Francis Hallé, botaniste et biologiste, spécialiste des arbres et de l'écologie des forêts tropicales humides, "à partir de maintenant, personne ne peut plus discuter la prééminence des forêts primaires des tropiques en matière de biodiversité". Mais, selon Francis Putz, professeur au département de botanique de l'université de Floride, "certes, les forêts primaires sont cruciales pour maintenir la biodiversité tropicale et je suis heureux d'apprendre que l'exploitation sélective n'a qu'un impact mineur, déclare-t-il. Mais les auteurs omettent de prendve en compte d'autres moyens existants pour améliorer la biodiversité. Je pense notamment aux forêts communautaires". C'est-à-dire la gestion des ressources forestières par les populations elles-mêmes, ce qui peut contribuer à protéger l'environnement tout en améliorant les conditions de vie et en promouvant le développement local.
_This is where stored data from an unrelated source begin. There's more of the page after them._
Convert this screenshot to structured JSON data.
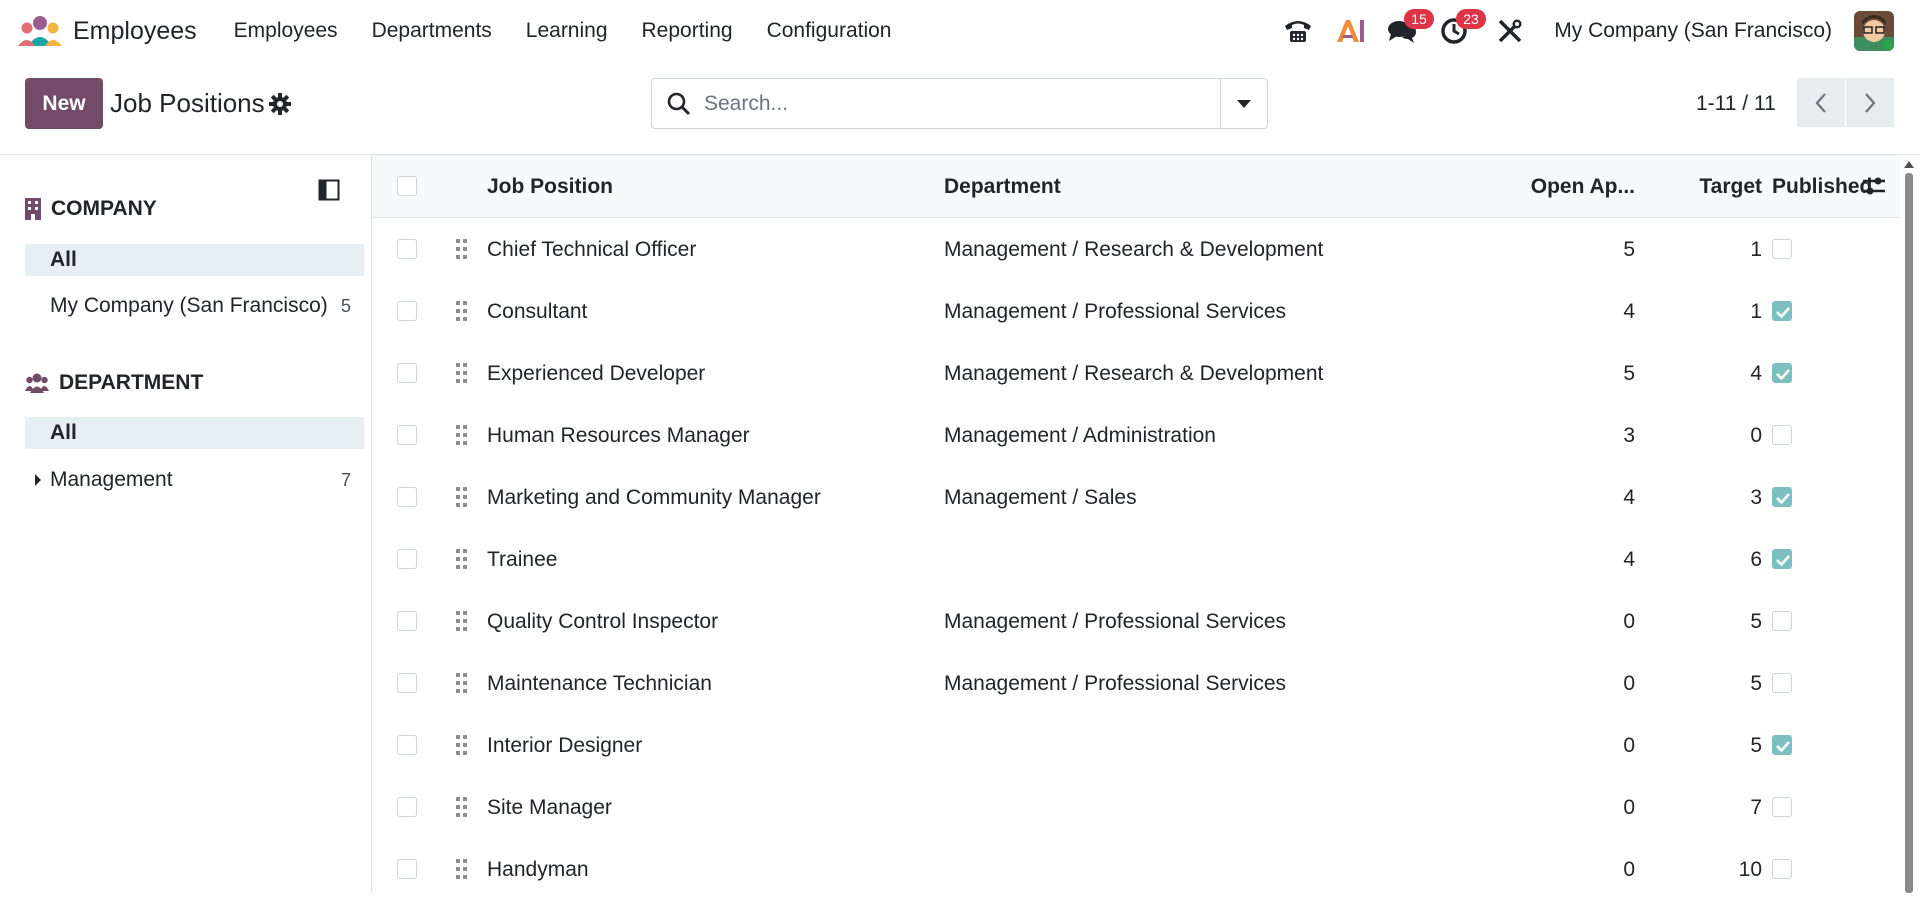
{
  "navbar": {
    "app_title": "Employees",
    "menu": [
      "Employees",
      "Departments",
      "Learning",
      "Reporting",
      "Configuration"
    ],
    "messages_badge": "15",
    "activities_badge": "23",
    "company": "My Company (San Francisco)"
  },
  "control": {
    "new_label": "New",
    "title": "Job Positions",
    "search_placeholder": "Search...",
    "pager": "1-11 / 11"
  },
  "sidepanel": {
    "company_title": "COMPANY",
    "company_items": [
      {
        "label": "All",
        "count": "",
        "active": true
      },
      {
        "label": "My Company (San Francisco)",
        "count": "5",
        "active": false
      }
    ],
    "department_title": "DEPARTMENT",
    "department_items": [
      {
        "label": "All",
        "count": "",
        "active": true
      },
      {
        "label": "Management",
        "count": "7",
        "active": false
      }
    ]
  },
  "table": {
    "headers": {
      "job_position": "Job Position",
      "department": "Department",
      "open_applications": "Open Ap...",
      "target": "Target",
      "published": "Published"
    },
    "rows": [
      {
        "job": "Chief Technical Officer",
        "department": "Management / Research & Development",
        "open": "5",
        "target": "1",
        "published": false
      },
      {
        "job": "Consultant",
        "department": "Management / Professional Services",
        "open": "4",
        "target": "1",
        "published": true
      },
      {
        "job": "Experienced Developer",
        "department": "Management / Research & Development",
        "open": "5",
        "target": "4",
        "published": true
      },
      {
        "job": "Human Resources Manager",
        "department": "Management / Administration",
        "open": "3",
        "target": "0",
        "published": false
      },
      {
        "job": "Marketing and Community Manager",
        "department": "Management / Sales",
        "open": "4",
        "target": "3",
        "published": true
      },
      {
        "job": "Trainee",
        "department": "",
        "open": "4",
        "target": "6",
        "published": true
      },
      {
        "job": "Quality Control Inspector",
        "department": "Management / Professional Services",
        "open": "0",
        "target": "5",
        "published": false
      },
      {
        "job": "Maintenance Technician",
        "department": "Management / Professional Services",
        "open": "0",
        "target": "5",
        "published": false
      },
      {
        "job": "Interior Designer",
        "department": "",
        "open": "0",
        "target": "5",
        "published": true
      },
      {
        "job": "Site Manager",
        "department": "",
        "open": "0",
        "target": "7",
        "published": false
      },
      {
        "job": "Handyman",
        "department": "",
        "open": "0",
        "target": "10",
        "published": false
      }
    ]
  },
  "colors": {
    "brand": "#714b67",
    "checkbox_checked": "#7cbfc1",
    "badge": "#dc3545",
    "active_filter_bg": "#e6f0f2"
  }
}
Dans la même ligne de pensée, Alain Karsenty, économiste au Centre de coopération internationale en recherche agronomique pour le développement (Cirad) à Montpellier, et qui travaille sur les politiques économiques forestières, modère l'enthousiasme pour l'exploitation sélective : "Lorsque peu d'arbres sont rentables à exploiter, on ne prélève que quelques spécimens, quitte à faire des dégâts collatéraux en ouvrant les pistes et en faisant chuter des arbres de 35 m de haut. Mais on surexploite alors certaines essences, les plus chères - qui deviennent donc encore plus rares - tout en délaissant beaucoup d'autres qui pourraient pourtant être exploitées sans compromettre la reconstitution de la forêt. Une coupe trop sélective, comme c'est la cas notamment en République démocratique du Congo, pose donc un problème de déséquilibre des prélèvements tout en mobilisant d'immenses surfaces. Une bonne gestion consiste à déterminer quel volume d'essences secondaires on pourrait aussi prélever sans compromettre la régénération, afin de réduire la pression sur les essences surexploitées et utiliser moins de surfaces".
Alors, protection intégrale ou gestion forestière à faible impact ? "Le débat dure depuis 30 ans, résume Alain Karsenty. Les conservationnistes veulent utiliser l'effort financier du programme Redd+ discuté en ce moment aux Nations unies pour augmenter les sanctuaires forestiers. Les forestiers veulent faire financer les surcoûts de l'exploitation à faible impact. Les partisans de la gestion par les populations locales veulent, eux, faire subventionner les forêts communautaires avec le même programme", détaille le chercheur. Autrement dit, c'est bien une question financière qui est au cour des divergences actuelles.